Mayor Tory says that by failing to match promised federal investments in housing and transit in Toronto, the provincial government has effectively “turned their backs” on the city.

Tory had conducted a sustained lobbying campaign in recent weeks, calling on the province to at the very least match the billions in funding the federal government is expected to provide the city for transit and housing over the next 11 years.

The Ontario budget tabled on Thursday, however, did not include any new funding for transit in Toronto or affordable housing.

The only investment in either category was $130 million in previously announced funding for the retrofitting of Toronto Community Housing buildings under the provinces climate change action plan.The province also announced that it would provide surplus lands in the West Don Lands and at Grosvenor and Grenville streets for the development of affordable housing.

Discussing the budget with reporters at city hall on Friday, Tory called the lack of funds for housing and transit “a great mistake,” especially in light of the increased federal dollars expected in coming years.

The federal government has said that it will provide $20.1 billion in funding to municipalities for transit and another $11.2 billion in funding for affordable housing over the next 11 years. Toronto’s share of the transit funding alone could be $5 billion, according to city staff.

“I don’t think that people thought that as the federal government finally came through the door to say we are here to be part of transit and housing that at the same time the province would be on their way out the door saying for the future we don’t really have any plans’ We need a provincial partner who is focused on building our city’s future and not measuring its achievements on dollars already spent,” Tory said. “You can’t play a highlight reel from last year and expect people to believe that you are going to be on the ice for the next game.”

Some crumbling TCHC units may be closed

The city is in the midst of a $2.6-billion, 10-year plan to repair crumbling TCHC units but without $1.73 billion in expected funding from the federal and provincial governments, a total of 7,500 units will have to be closed over the next eight years.

Tory told reporters that the “lack of provincial partnership will be the single biggest contributor to pressure that will come to close Toronto Community Housing units.”

“It doesn’t have to be that way,” Tory said, noting that the budget was a “missed opportunity” to show that “vulnerable residents matter too.”

Though Tory said he is “disappointed” and “puzzled” with the budget, he said that it is not too late.

Going forward, he said that he will push the federal government to include matching stipulations in its transit and housing funds in order to “compel the province” to come to the table.

“Let’s be clear, without matching dollars from the province the relief line cannot be built, waterfront transit will not be built, the Eglinton East LRT will not be built,” he said.

Tory said that it is imperative that the province avoids “falling into the trap” of “thinking the hard work is already done."

That suggestion, however, drew the ire of Premier Kathleen Wynne, who told reporters at a subsequent news conference that she was “disappointed” with Tory’s analysis.
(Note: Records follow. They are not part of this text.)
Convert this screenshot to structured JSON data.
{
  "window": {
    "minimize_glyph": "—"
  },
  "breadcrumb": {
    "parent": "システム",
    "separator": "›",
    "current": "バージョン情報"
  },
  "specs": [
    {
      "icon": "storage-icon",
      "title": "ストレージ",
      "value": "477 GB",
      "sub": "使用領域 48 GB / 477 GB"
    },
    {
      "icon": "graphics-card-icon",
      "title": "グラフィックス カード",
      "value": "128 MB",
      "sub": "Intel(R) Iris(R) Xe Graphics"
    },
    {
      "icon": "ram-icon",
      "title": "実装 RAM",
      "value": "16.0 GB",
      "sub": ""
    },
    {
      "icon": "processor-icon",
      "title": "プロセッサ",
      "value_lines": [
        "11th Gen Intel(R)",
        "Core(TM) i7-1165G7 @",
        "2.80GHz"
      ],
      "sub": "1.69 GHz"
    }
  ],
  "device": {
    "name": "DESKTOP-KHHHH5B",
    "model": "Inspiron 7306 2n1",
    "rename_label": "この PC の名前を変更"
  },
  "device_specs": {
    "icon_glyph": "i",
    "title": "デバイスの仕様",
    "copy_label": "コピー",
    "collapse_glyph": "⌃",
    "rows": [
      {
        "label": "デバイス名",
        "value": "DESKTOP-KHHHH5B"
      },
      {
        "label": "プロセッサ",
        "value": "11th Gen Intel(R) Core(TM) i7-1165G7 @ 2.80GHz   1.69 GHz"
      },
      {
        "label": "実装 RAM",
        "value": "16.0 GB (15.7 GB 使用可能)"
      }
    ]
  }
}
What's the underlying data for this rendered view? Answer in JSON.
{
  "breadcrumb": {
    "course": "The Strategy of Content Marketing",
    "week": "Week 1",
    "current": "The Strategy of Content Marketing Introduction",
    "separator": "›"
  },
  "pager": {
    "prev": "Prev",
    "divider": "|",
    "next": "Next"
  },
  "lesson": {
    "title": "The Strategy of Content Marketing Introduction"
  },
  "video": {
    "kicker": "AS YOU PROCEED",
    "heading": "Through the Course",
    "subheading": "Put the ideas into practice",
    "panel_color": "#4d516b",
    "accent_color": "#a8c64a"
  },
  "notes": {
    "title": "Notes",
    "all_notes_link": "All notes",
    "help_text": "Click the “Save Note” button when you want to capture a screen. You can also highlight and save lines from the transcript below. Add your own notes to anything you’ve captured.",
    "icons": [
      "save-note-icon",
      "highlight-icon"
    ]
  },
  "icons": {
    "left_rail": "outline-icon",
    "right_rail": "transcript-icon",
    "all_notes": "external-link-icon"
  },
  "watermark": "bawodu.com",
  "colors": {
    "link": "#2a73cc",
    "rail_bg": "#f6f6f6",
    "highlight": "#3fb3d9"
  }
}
“When I look at the billions and billions of dollars that we are investing in Toronto, whether in the Finch LRT, SmartTrack, the Eglinton Crosstown or the Scarborough subway, we have made a significant, significant investment and will continue to make a significant investment in transportation and transit infrastructure in the City of Toronto,” she said. “I know Mayor Tory is talking about what comes next but these are multi-year projects. Our infrastructure investment has went from $160 billion to 190 billion over 13 years and Toronto is a big part of that."